Written by Derek Duncan, Global Ministries Associate for Global Advocacy and Education

13954890938_9e9c83eb6e_b.jpgWhether we mean to or not, when we purchase goods and services we support the businesses that produce, deliver, and sell them.  As a consumer our choices directly or indirectly sustain the industries and practices that go into making the products we buy. Wrapped up in every product are the materials used in manufacturing the goods, the energy inputs and environmental impacts of producing and transporting the goods, and the human labor used in making, packaging, and bringing products to market.
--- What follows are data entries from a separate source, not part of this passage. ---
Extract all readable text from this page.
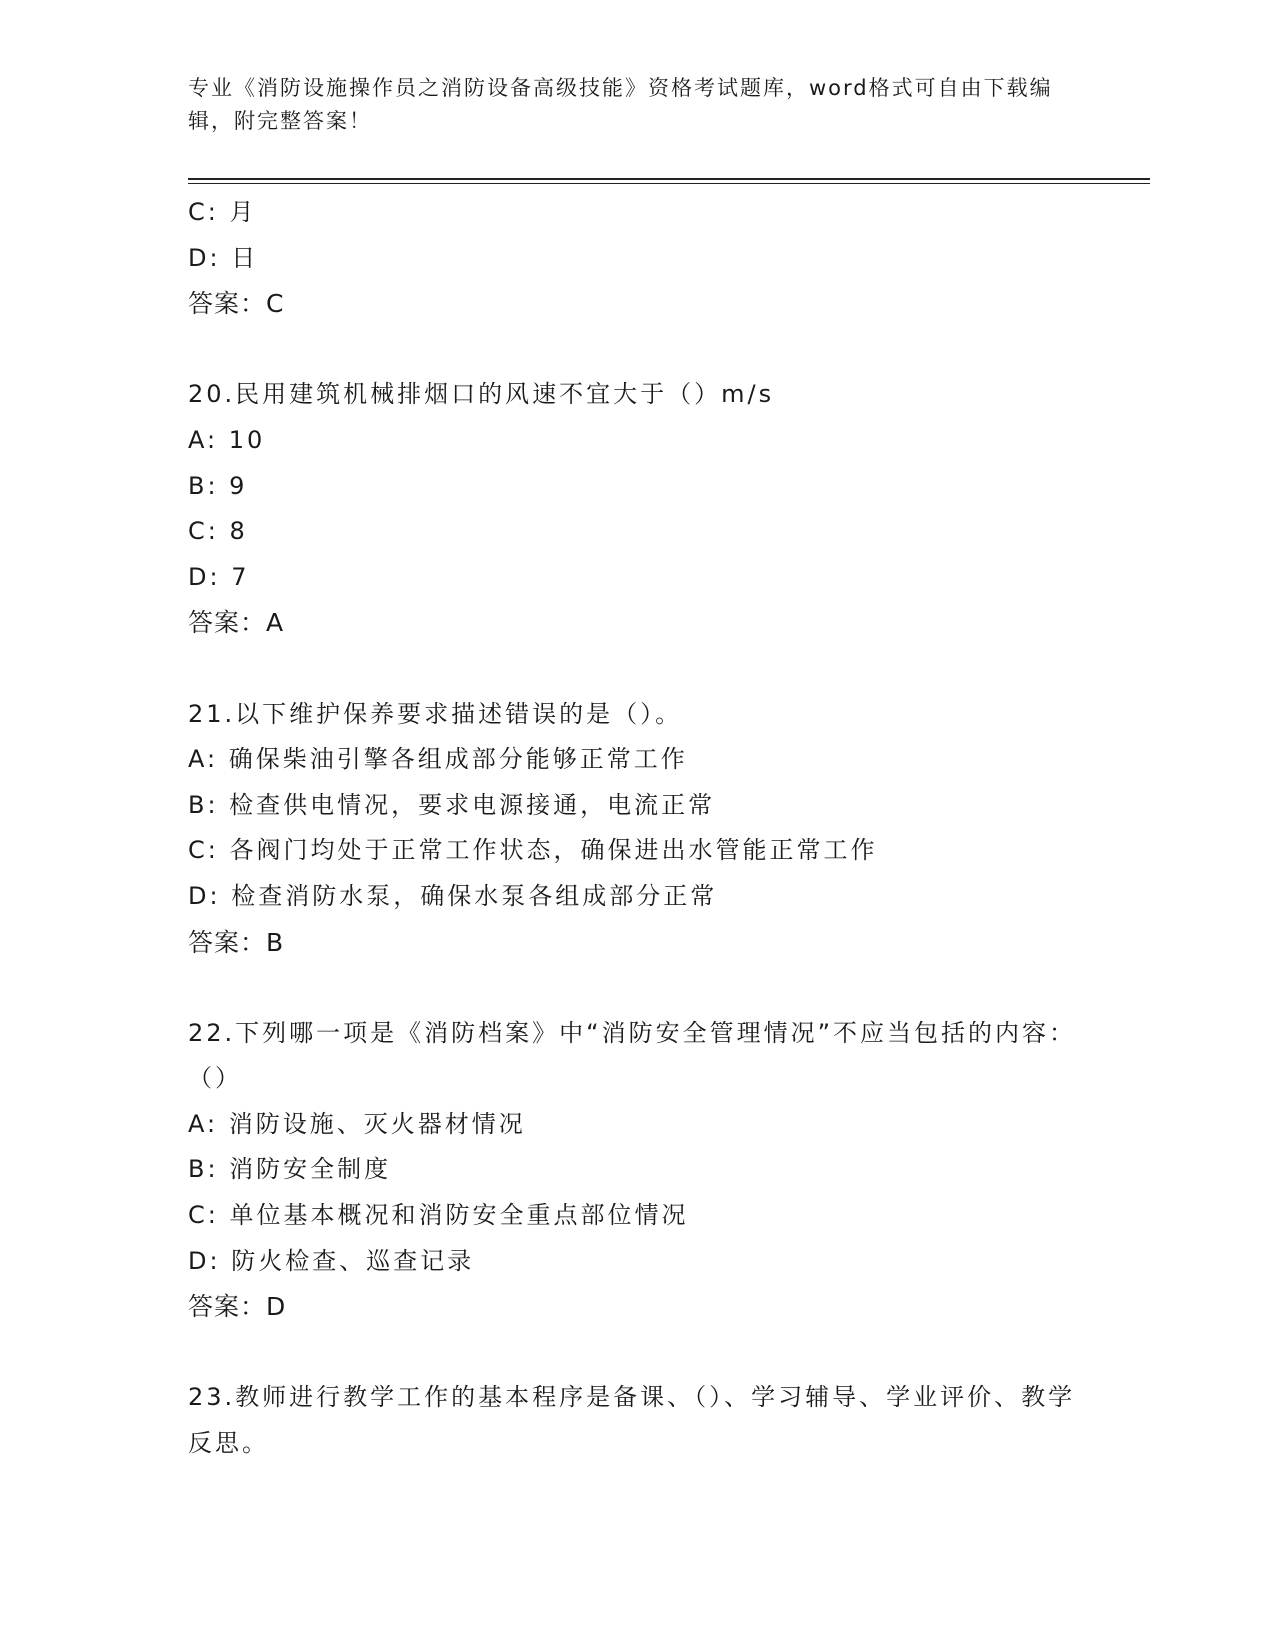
专业《消防设施操作员之消防设备高级技能》资格考试题库，word格式可自由下载编辑，附完整答案！
C: 月
D: 日
答案：C
20.民用建筑机械排烟口的风速不宜大于（）m/s
A: 10
B: 9
C: 8
D: 7
答案：A
21.以下维护保养要求描述错误的是（）。
A: 确保柴油引擎各组成部分能够正常工作
B: 检查供电情况，要求电源接通，电流正常
C: 各阀门均处于正常工作状态，确保进出水管能正常工作
D: 检查消防水泵，确保水泵各组成部分正常
答案：B
22.下列哪一项是《消防档案》中“消防安全管理情况”不应当包括的内容：（）
A: 消防设施、灭火器材情况
B: 消防安全制度
C: 单位基本概况和消防安全重点部位情况
D: 防火检查、巡查记录
答案：D
23.教师进行教学工作的基本程序是备课、（）、学习辅导、学业评价、教学反思。
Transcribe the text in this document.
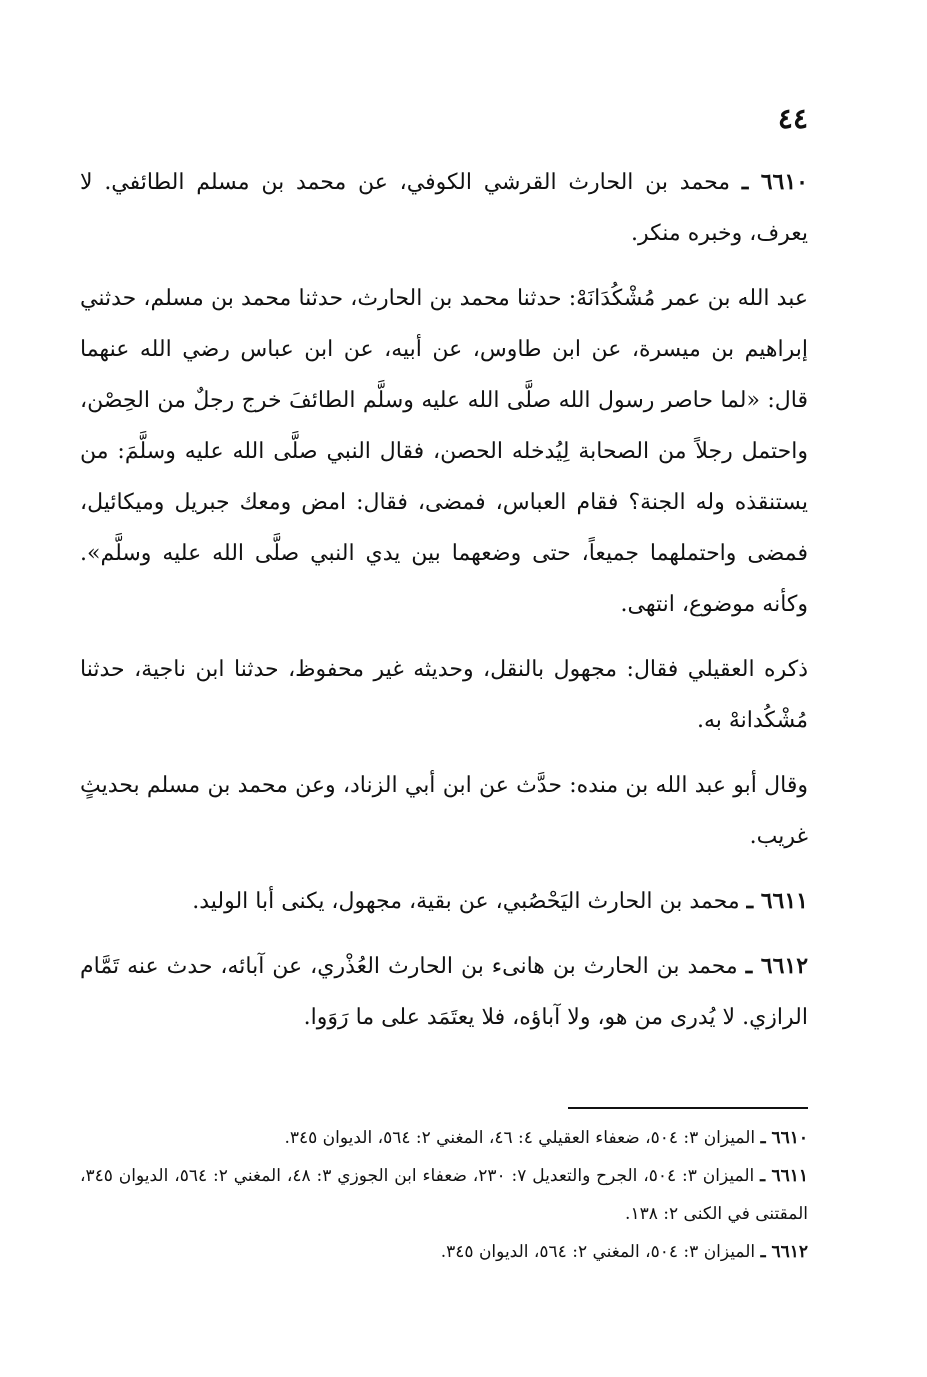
٤٤

٦٦١٠ ـ محمد بن الحارث القرشي الكوفي، عن محمد بن مسلم الطائفي. لا يعرف، وخبره منكر.

عبد الله بن عمر مُشْكُدَانَهْ: حدثنا محمد بن الحارث، حدثنا محمد بن مسلم، حدثني إبراهيم بن ميسرة، عن ابن طاوس، عن أبيه، عن ابن عباس رضي الله عنهما قال: «لما حاصر رسول الله صلَّى الله عليه وسلَّم الطائفَ خرج رجلٌ من الحِصْن، واحتمل رجلاً من الصحابة لِيُدخله الحصن، فقال النبي صلَّى الله عليه وسلَّمَ: من يستنقذه وله الجنة؟ فقام العباس، فمضى، فقال: امض ومعك جبريل وميكائيل، فمضى واحتملهما جميعاً، حتى وضعهما بين يدي النبي صلَّى الله عليه وسلَّم». وكأنه موضوع، انتهى.

ذكره العقيلي فقال: مجهول بالنقل، وحديثه غير محفوظ، حدثنا ابن ناجية، حدثنا مُشْكُدانهْ به.

وقال أبو عبد الله بن منده: حدَّث عن ابن أبي الزناد، وعن محمد بن مسلم بحديثٍ غريب.

٦٦١١ ـ محمد بن الحارث اليَحْصُبي، عن بقية، مجهول، يكنى أبا الوليد.

٦٦١٢ ـ محمد بن الحارث بن هانىء بن الحارث العُذْري، عن آبائه، حدث عنه تَمَّام الرازي. لا يُدرى من هو، ولا آباؤه، فلا يعتَمَد على ما رَوَوا.

٦٦١٠ ـ الميزان ٣: ٥٠٤، ضعفاء العقيلي ٤: ٤٦، المغني ٢: ٥٦٤، الديوان ٣٤٥.

٦٦١١ ـ الميزان ٣: ٥٠٤، الجرح والتعديل ٧: ٢٣٠، ضعفاء ابن الجوزي ٣: ٤٨، المغني ٢: ٥٦٤، الديوان ٣٤٥، المقتنى في الكنى ٢: ١٣٨.

٦٦١٢ ـ الميزان ٣: ٥٠٤، المغني ٢: ٥٦٤، الديوان ٣٤٥.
We may not know the whole source map, supply-chain history, or all the labor and environmental practices for the companies and industries we support through our pocket-book, but in many cases we can find out if we look beyond the label.

  1. Choose a partner and take turns looking at the label at the back of each other’s shirt collar.  Where was the garment made?  Where did you/they purchase that article of clothing?

  2. Imagine the distance the shirt (or other clothing article) took to get from the garment factory to the store where you lived.
    • Share examples of major manufacturing countries, clothing manufacturers/exporters and importers/retailers.  Share typical distances these manufactured goods travel.

  3. How many steps can we identify in the process of making your shirt, such as collecting raw materials, manufacturing, shipping and selling these goods? How many hands go into making your shirt before you handle it?
    • If you can, play recording of Sweet Honey in the Rock song “Are My Hands Clean?” (This YouTube video of the song includes helpful images.)

  4. What are some of the “costs” to making your shirt besides what’s on the price-tag?  Can we identify some of the impacts on the environment and on people that we should consider as we strive to make ethical choices as consumers? Who are the winners and losers in the process of making a shirt? How do concepts like transparency and accountability help address human rights or environmental abuses?
    • Share stories you may have seen about sweatshops and factory conditions, trafficking of child-laborers, abuses in diamond and other mining operations, environmental impact of bottled water, industrial food, carbon fuels, etc.  View clips from Gold Fever or another film that illustrate how profits often are placed before people.

  5. As consumers, are we accountable for the unseen supply-chain that goes into our clothes, our fuel, or our food?  Are there faith issues at stake here?  What should we all know and do as mindful, faithful consumers? How can we contribute to greater environmental sustainability, just labor and manufacturing practices, and fair trade?
    • Share value of global partnership connections.